長野県上水内郡小川村の株式会社小川の庄(従業員86名)は、「60歳入社、定年なし」という目標を掲げつつ、地元で取れる農作物を利用し、保存料、着色料を使用せず、自然素材を活かした「おやき」や味噌などを制作・販売する会社として昭和61年5月に設立された。

そもそも同社設立に至った経緯は、昭和30年代頃、青年団活動の一環として行われていた農村復興の勉強会で農山村の将来や地域復興の夢について、熱く語り合っていた当時の青年達が一度はそれぞれの職場に就職し、それぞれの地位を築き上げながらも、過疎化の進む小川村の行く末に強い危機感をいだき、それぞれの職場での地位を捨てて、長い年月を経て蓄えた知識や技術を持ち寄って、7人の中心メンバーにより設立したものである。

特に、商品開発に関しては、設立当初から、商品に付加価値がなければ、大量生産・大量消費の現在においては生き残れないと考え、地元ならではの農作物を加工した農産加工品を主力商品としている。

このため、「この地方に住む高齢者が若い頃から当たり前にしていたこと(食生活)」を商品づくりの基本的な考え方に据えて、従業員である高齢者自らが掘り起こし・提案した商品を製品化することにより、商品に磨きをかけている。

「自分たちが提案したものが商品化され、それを取り上げたマスコミ等の取材を受けることにより、それがまた従業員である高齢者の自信やはりあいとなっている。」と伊藤取締役統括総務部長は話す。

さらに、信州西山地域の郷土食であった「おやき」を商品化し、日本各地の物産展のみならず、海外のイベントにも積極的に参加していくことにより、「これまであまり村から出ていかなかった従業員である高齢者が、村を出て行くことにより、開放的な性格になっていき、イベントを成功させることにより、確かな自信につながっている。」(伊藤部長)。

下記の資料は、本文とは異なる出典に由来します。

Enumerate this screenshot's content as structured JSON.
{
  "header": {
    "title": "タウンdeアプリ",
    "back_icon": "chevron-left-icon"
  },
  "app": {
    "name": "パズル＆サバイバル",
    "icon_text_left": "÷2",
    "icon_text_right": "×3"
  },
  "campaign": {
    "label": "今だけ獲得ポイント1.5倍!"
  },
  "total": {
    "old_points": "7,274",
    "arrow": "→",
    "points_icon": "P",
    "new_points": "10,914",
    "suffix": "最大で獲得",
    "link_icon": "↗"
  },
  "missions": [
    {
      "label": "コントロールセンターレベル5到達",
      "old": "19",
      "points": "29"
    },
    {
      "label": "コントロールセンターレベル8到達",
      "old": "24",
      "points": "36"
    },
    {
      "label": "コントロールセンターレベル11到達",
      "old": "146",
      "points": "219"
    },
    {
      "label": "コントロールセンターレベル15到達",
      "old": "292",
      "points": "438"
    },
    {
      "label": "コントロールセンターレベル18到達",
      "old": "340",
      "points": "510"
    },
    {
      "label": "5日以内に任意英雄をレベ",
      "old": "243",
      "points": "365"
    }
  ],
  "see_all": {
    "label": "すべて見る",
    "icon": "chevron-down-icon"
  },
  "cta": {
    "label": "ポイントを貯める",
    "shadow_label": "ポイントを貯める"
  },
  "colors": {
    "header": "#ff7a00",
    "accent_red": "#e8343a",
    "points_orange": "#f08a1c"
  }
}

また、同社の特徴の一つとして、高齢者に配慮した分散型の拠点づくりがあげられる。

集落部の空家等の遊休施設を借り受け、「歩いて畑に通うような感覚で」通える拠点を村の中に複数拠点設けることにより、高齢になっても長く働き続ける工夫を行っている。

一般的に、分散型の拠点づくりは、コスト面ではマイナスであると考えられるが、同地域のような一定の条件下においては、地域雇用の観点から必要と考えられ、結果から見ても、同社においては、(1)高齢者雇用→(2)高齢者の知識・経験の活用→(3)付加価値のある商品開発→(4)需要の増加→(5)事業拡大による雇用の創出というサイクルがうまく機能している。